Rusya Federasyonu tarafından ilan edilen Donetsk ve Lugansk’ı tanıma kararnamesinin 2008 yılında yayımlanmış olan Güney Osetya kararnamesi ile içerdiği benzerlikler gözden kaçmadı. Buna ek olarak, kararnamenin içeriğinde yer alan silahlı kuvvetlerin gönderilmesini de içeren detay, Rusya’nın düzeni sağlama gerekçesi ile Donbass’a askerlerini göndermesi ile de Ukrayna’da sıranın diğer bölgelere geleceğine dair de tedirginlik oluşturdu.
Peki, Rusya’nın Ukrayna’ya müdahalesine sebep gösterdiği Ukrayna’nın NATO’ya üyeliği mümkün mü? Ukrayna’nın NATO’ya katılması üzerine değerlendirme yapanlar NATO Antlaşması’nı bilmemekte ya da bilseler de kasti olarak Rusya’nın ekmeğine yağ sürmektedirler. Zira NATO Antlaşması’na göre “Sınır sorunu ya da toprakları işgal altında olan devletler NATO’ya üye olamazlar.” Yani kendi toprağı Kırım’ın, işgal altında olduğunu söyleyen Ukrayna’nın NATO’ya bu şartlar altında üye olması mümkün değildir. Çünkü üye olursa ‘hepimiz birimiz için’ hükmünü içeren NATO Antlaşması’nın 5. maddesi gereği NATO savaşa girmek durumunda kalır. Dolayısıyla, Ukrayna (ve Gürcistan gibi devletler) toprakları işgal altında oldukça ya da bu topraklardan vazgeçmedikçe NATO’ya üye olamazlar.

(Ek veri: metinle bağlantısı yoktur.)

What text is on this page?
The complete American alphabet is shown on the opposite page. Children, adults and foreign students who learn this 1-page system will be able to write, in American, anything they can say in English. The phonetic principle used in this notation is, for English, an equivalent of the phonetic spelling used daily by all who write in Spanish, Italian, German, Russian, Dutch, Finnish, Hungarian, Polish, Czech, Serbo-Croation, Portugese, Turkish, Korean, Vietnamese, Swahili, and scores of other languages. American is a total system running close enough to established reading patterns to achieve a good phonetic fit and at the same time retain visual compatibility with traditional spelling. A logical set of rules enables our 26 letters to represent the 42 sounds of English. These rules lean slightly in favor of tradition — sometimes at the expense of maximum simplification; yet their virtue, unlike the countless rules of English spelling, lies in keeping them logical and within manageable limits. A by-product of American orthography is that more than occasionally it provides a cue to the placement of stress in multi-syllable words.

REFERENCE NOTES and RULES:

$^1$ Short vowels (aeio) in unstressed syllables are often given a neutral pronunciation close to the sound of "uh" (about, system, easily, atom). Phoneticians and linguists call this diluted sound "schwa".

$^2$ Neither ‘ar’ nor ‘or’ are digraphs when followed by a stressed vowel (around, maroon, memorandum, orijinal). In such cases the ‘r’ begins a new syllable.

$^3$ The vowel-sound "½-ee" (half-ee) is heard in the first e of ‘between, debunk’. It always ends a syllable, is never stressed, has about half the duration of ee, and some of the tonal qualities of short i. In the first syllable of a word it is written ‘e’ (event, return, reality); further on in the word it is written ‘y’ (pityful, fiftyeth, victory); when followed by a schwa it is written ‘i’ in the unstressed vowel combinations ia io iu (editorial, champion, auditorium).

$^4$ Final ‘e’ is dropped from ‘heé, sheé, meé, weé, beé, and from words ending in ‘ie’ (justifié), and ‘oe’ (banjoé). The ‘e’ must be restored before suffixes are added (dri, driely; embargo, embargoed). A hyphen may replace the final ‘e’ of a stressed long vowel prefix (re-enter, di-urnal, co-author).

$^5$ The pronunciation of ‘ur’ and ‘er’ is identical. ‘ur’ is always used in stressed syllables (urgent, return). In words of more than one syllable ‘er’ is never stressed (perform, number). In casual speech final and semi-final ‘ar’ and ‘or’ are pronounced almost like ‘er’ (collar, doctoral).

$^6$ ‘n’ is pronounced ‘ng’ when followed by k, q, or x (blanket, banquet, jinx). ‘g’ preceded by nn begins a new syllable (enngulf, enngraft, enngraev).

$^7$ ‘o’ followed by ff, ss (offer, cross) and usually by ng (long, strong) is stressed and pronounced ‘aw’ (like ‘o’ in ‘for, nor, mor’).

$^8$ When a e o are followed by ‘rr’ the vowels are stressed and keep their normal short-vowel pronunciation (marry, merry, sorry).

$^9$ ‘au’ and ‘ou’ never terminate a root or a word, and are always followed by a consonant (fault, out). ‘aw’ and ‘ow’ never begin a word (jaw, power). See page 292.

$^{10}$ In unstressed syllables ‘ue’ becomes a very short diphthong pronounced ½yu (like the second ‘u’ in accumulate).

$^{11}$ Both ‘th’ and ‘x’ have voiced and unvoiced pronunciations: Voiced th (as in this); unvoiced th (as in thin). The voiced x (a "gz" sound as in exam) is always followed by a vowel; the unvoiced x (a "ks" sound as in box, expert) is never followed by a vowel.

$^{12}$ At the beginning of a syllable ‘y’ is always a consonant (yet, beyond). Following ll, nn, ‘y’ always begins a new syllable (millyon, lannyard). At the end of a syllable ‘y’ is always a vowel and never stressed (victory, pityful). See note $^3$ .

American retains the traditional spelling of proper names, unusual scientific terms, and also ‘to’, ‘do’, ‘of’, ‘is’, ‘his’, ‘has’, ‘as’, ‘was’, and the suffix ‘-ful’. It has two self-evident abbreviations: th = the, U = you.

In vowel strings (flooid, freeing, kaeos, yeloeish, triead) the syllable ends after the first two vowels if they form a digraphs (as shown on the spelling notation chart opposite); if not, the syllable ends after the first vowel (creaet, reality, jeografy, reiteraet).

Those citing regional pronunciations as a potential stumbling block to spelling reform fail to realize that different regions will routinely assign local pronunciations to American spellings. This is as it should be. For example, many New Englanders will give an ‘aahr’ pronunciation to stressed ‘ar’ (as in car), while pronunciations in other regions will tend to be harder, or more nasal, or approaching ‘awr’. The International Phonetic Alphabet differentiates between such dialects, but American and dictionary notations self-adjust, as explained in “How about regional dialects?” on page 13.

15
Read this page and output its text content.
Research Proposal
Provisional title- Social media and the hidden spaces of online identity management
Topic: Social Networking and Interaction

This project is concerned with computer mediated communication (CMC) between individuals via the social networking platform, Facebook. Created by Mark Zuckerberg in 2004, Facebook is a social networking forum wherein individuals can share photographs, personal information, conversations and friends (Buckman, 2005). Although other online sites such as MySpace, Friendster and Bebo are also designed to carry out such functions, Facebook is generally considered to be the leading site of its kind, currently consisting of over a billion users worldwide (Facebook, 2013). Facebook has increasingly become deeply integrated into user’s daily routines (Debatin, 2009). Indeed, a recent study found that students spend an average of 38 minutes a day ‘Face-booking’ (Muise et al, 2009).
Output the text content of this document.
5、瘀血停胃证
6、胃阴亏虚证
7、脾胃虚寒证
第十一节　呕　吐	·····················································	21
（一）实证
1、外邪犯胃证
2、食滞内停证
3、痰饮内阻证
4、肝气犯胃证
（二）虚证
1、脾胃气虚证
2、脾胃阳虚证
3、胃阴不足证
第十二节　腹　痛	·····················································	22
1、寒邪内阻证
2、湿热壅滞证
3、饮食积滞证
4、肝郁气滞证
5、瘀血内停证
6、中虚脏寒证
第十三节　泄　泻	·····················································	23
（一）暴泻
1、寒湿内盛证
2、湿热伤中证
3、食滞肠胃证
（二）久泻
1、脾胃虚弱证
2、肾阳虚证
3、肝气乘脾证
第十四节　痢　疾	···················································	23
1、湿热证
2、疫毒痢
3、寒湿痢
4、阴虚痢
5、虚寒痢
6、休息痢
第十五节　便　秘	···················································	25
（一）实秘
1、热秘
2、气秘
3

Mevcut durumda Ukrayna ile Rusya arasındaki kriz savaşa dönüşmemiştir. Dolayısıyla sözleşme hükümleri çerçevesinde Türk Boğazları’ndan geçişi kapatmayı gerektirecek bir durum bulunmamaktadır. Ancak bir savaş ilanı söz konusu olduğunda, Montrö Sözleşmesi’nin 19. maddesi; Türkiye’nin savaşta taraf veya savaşa yakın bir durumda olmadığı durumda savaşan devletlerin gemileri hariç olmak üzere diğer devletlerin savaş gemilerinin geçişine bir engel olmadığını belirtir. Yani Ukrayna ile Rusya arasında bir savaş çıkarsa sözleşmenin 19. maddesi gereğince Rus ve Ukrayna savaş gemileri Türk Boğazları’ndan geçemezler. Rusya bu gerçeği dikkate alarak Akdeniz’deki birtakım gemilerini şimdiden Karadeniz’e çekmiştir. Türkiye Montrö Sözleşmesi’nin hükümleri çerçevesinde kendisine tanınan yetkiyi kullanmak ve gereğini yapmak mecburiyetindedir. Aksi takdirde Montrö Sözleşmesi kadük olur. Konunun detaylarına bakmak ve sorularına cevap bulmak isteyenlerin, yeni yayımlanan ve bana ait tüm gelirleri Mavi Vatan Denizcilik ve Global Stratejiler Derneği’ne bağışlanan Soru ve Cevaplarla Montrö, nedir? Ne Değildir? isimli kitabımı okumalarını tavsiye ederim.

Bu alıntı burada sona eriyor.